Ils étaient une dizaine pour cette première rencontre qui devrait jeter les jalons pour une fédération plus large dans les jours à venir. Parmi eux, des professionnels de la danse, comme Jean-Renat Anamah, Anna Patten et Stephen Bongarçon ; des chanteurs Ras Natty Baby et Tony Farla ; le musicien Shakti Shane Ramchurn et l’auteur Sedley Richard Assonne. « Ce n’est pas la quantité, mais la qualité qui compte, devait d’emblée faire ressortir ce dernier, tout en précisant : nous avons beaucoup d’autres derrière nous, mais qui ne peuvent être présents aujourd’hui. »
Ces artistes ne veulent pas passer sous silence les derniers événements qui secouent le milieu artistique. « Nous avons tous été choqués d’apprendre qu’un jeune de 22 ans a été nommé à la présidence de la Rights Management Society.

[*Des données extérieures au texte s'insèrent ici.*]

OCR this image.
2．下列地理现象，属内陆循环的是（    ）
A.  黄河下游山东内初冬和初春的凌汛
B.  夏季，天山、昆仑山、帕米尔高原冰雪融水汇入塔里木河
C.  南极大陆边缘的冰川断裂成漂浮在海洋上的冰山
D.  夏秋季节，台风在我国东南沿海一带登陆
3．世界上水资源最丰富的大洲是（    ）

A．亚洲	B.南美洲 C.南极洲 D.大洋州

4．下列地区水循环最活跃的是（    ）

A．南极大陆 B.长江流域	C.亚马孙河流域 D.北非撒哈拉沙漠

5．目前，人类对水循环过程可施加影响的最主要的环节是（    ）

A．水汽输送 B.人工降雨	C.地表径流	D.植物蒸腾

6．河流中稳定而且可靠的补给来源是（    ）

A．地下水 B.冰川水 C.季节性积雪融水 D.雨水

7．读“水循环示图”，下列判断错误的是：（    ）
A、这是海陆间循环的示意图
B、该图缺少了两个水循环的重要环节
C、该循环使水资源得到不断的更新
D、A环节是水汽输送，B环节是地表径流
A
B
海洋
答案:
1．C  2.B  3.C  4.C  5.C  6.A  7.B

Qui est-il ? Connaît-il le milieu artistique ? Que sait-il du monde de la production et des droits d’auteur ? », se demande Sedley Richard Assonne.
Ce dernier ajoute qu’après les moments difficiles liés à l’adoption d’une nouvelle Copyright Act où les artistes se sont vus « dépossédés de leur bien » (ndlr : la MASA House, achetée avec l’argent des artistes est passée sous la gestion du ministère de la Culture), on s’attendait à ce que le nouveau gouvernement apporte une bouffée d’air frais. « Mais on constate que ce sont ceux qui ont fait campagne pour l’alliance Lepep qui sont privilégiés. » Il cite en exemple, Arno Calou, nommé lui aussi à la RMS, avec Jean Alain Résidu. « Quelles sont les compétences de ces personnes ? », s’interroge Sedley Assonne, tout en rappelant des enquêtes en cours et l’existence d’une compagnie qui pourrait relever du conflit d’intérêts.

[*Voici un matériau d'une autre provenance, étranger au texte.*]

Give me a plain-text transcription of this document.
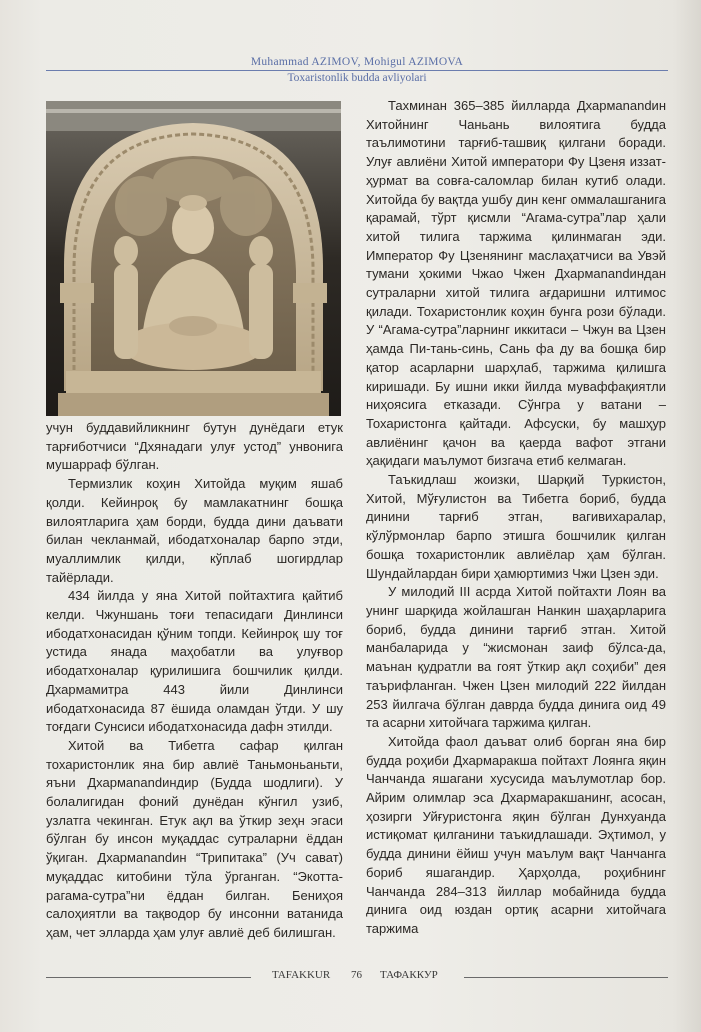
Muhammad AZIMOV, Mohigul AZIMOVA
Toxaristonlik budda avliyolari

учун буддавийликнинг бутун дунёдаги етук тарғиботчиси “Дхянадаги улуғ устод” унвонига мушарраф бўлган.

Термизлик коҳин Хитойда муқим яшаб қолди. Кейинроқ бу мамлакатнинг бошқа вилоятларига ҳам борди, будда дини даъвати билан чекланмай, ибодатхоналар барпо этди, муаллимлик қилди, кўплаб шогирдлар тайёрлади.

434 йилда у яна Хитой пойтахтига қайтиб келди. Чжуншань тоғи тепасидаги Динлинси ибодатхонасидан қўним топди. Кейинроқ шу тоғ устида янада маҳобатли ва улуғвор ибодатхоналар қурилишига бошчилик қилди. Дхармамитра 443 йили Динлинси ибодатхонасида 87 ёшида оламдан ўтди. У шу тоғдаги Сунсиси ибодатхонасида дафн этилди.

Хитой ва Тибетга сафар қилган тохаристонлик яна бир авлиё Таньмоньаньти, яъни Дхармanandиндир (Будда шодлиги). У болалигидан фоний дунёдан кўнгил узиб, узлатга чекинган. Етук ақл ва ўткир зеҳн эгаси бўлган бу инсон муқаддас сутраларни ёддан ўқиган. Дхармanandин “Трипитака” (Уч сават) муқаддас китобини тўла ўрганган. “Экотта-рагама-сутра”ни ёддан билган. Бениҳоя салоҳиятли ва тақводор бу инсонни ватанида ҳам, чет элларда ҳам улуғ авлиё деб билишган.

Тахминан 365–385 йилларда Дхармanandин Хитойнинг Чаньань вилоятига будда таълимотини тарғиб-ташвиқ қилгани боради. Улуғ авлиёни Хитой императори Фу Цзеня иззат-ҳурмат ва совға-саломлар билан кутиб олади. Хитойда бу вақтда ушбу дин кенг оммалашганига қарамай, тўрт қисмли “Агама-сутра”лар ҳали хитой тилига таржима қилинмаган эди. Император Фу Цзенянинг маслаҳатчиси ва Увэй тумани ҳокими Чжао Чжен Дхармanandиндан сутраларни хитой тилига ағдаришни илтимос қилади. Тохаристонлик коҳин бунга рози бўлади. У “Агама-сутра”ларнинг иккитаси – Чжун ва Цзен ҳамда Пи-тань-синь, Сань фа ду ва бошқа бир қатор асарларни шарҳлаб, таржима қилишга киришади. Бу ишни икки йилда муваффақиятли ниҳоясига етказади. Сўнгра у ватани – Тохаристонга қайтади. Афсуски, бу машҳур авлиёнинг қачон ва қаерда вафот этгани ҳақидаги маълумот бизгача етиб келмаган.

Таъкидлаш жоизки, Шарқий Туркистон, Хитой, Мўғулистон ва Тибетга бориб, будда динини тарғиб этган, вагивихаралар, кўлўрмонлар барпо этишга бошчилик қилган бошқа тохаристонлик авлиёлар ҳам бўлган. Шундайлардан бири ҳамюртимиз Чжи Цзен эди.

У милодий III асрда Хитой пойтахти Лоян ва унинг шарқида жойлашган Нанкин шаҳарларига бориб, будда динини тарғиб этган. Хитой манбаларида у “жисмонан заиф бўлса-да, маънан қудратли ва гоят ўткир ақл соҳиби” дея таърифланган. Чжен Цзен милодий 222 йилдан 253 йилгача бўлган даврда будда динига оид 49 та асарни хитойчага таржима қилган.

Хитойда фаол даъват олиб борган яна бир будда роҳиби Дхармаракша пойтахт Лоянга яқин Чанчанда яшагани хусусида маълумотлар бор. Айрим олимлар эса Дхармаракшанинг, асосан, ҳозирги Уйғуристонга яқин бўлган Дунхуанда истиқомат қилганини таъкидлашади. Эҳтимол, у будда динини ёйиш учун маълум вақт Чанчанга бориб яшагандир. Ҳарҳолда, роҳибнинг Чанчанда 284–313 йиллар мобайнида будда динига оид юздан ортиқ асарни хитойчага таржима

TAFAKKUR 76 ТАФАККУР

Les artistes se demandent ainsi « où sont passées les promesses électorales de l’alliance Lepep pour plus de transparence et d’équité ? » Ils déplorent également le fait que « la politique soit en train d’empiéter sur la culture, avec les nominations des agents dans différents milieux. »
L’autre sujet de contestation est le spectacle présenté lors de la fête de l’indépendance. Les professionnels présents le qualifient « d’amateur » et regrettent qu’un tel spectacle ait été présenté au Premier ministre indien, Narendra Modi. « Il ne s’agissait que d’un défilé des différentes cultures à Maurice, sans aucune conception. À un certain moment, il y avait même quelqu’un qui jouait de la ravanne avec son sac sur le dos… J’ai eu honte d’être Mauricienne ce jour-là. »
Jean-Renat Anamah a, lui, regretté que les compétences ne soient pas reconnues dans ce milieu. « Anna, Stephen et moi-même, par exemple, sommes partis étudier la danse à l’étranger. Nous avons nos diplômes, mais nous sommes toujours ignorés. »
Ras Natty Baby s’est dit en faveur d’un « rappel à l’ordre » pour empêcher ce secteur d’aller à la dérive. « On avait dit qu’on allait faire un grand nettoyage, qu’on allait rendre leurs droits aux artistes et nous attendons toujours. » Un point de vue soutenu par Shakti Shane Ramchurn.
Les artistes ont ainsi décidé de rédiger une pétition qu’ils comptent envoyer au Premier ministre et au ministre de la Culture. Ils souhaitent également une rencontre avec ce dernier pour lui faire part de leurs préoccupations. « J’ai appris dans la presse que peu après sa prise de fonctions, le ministre avait rencontré un petit groupe d’artistes. Pourquoi pas tous les artistes ? La transparence doit primer », dit Sedley Assonne.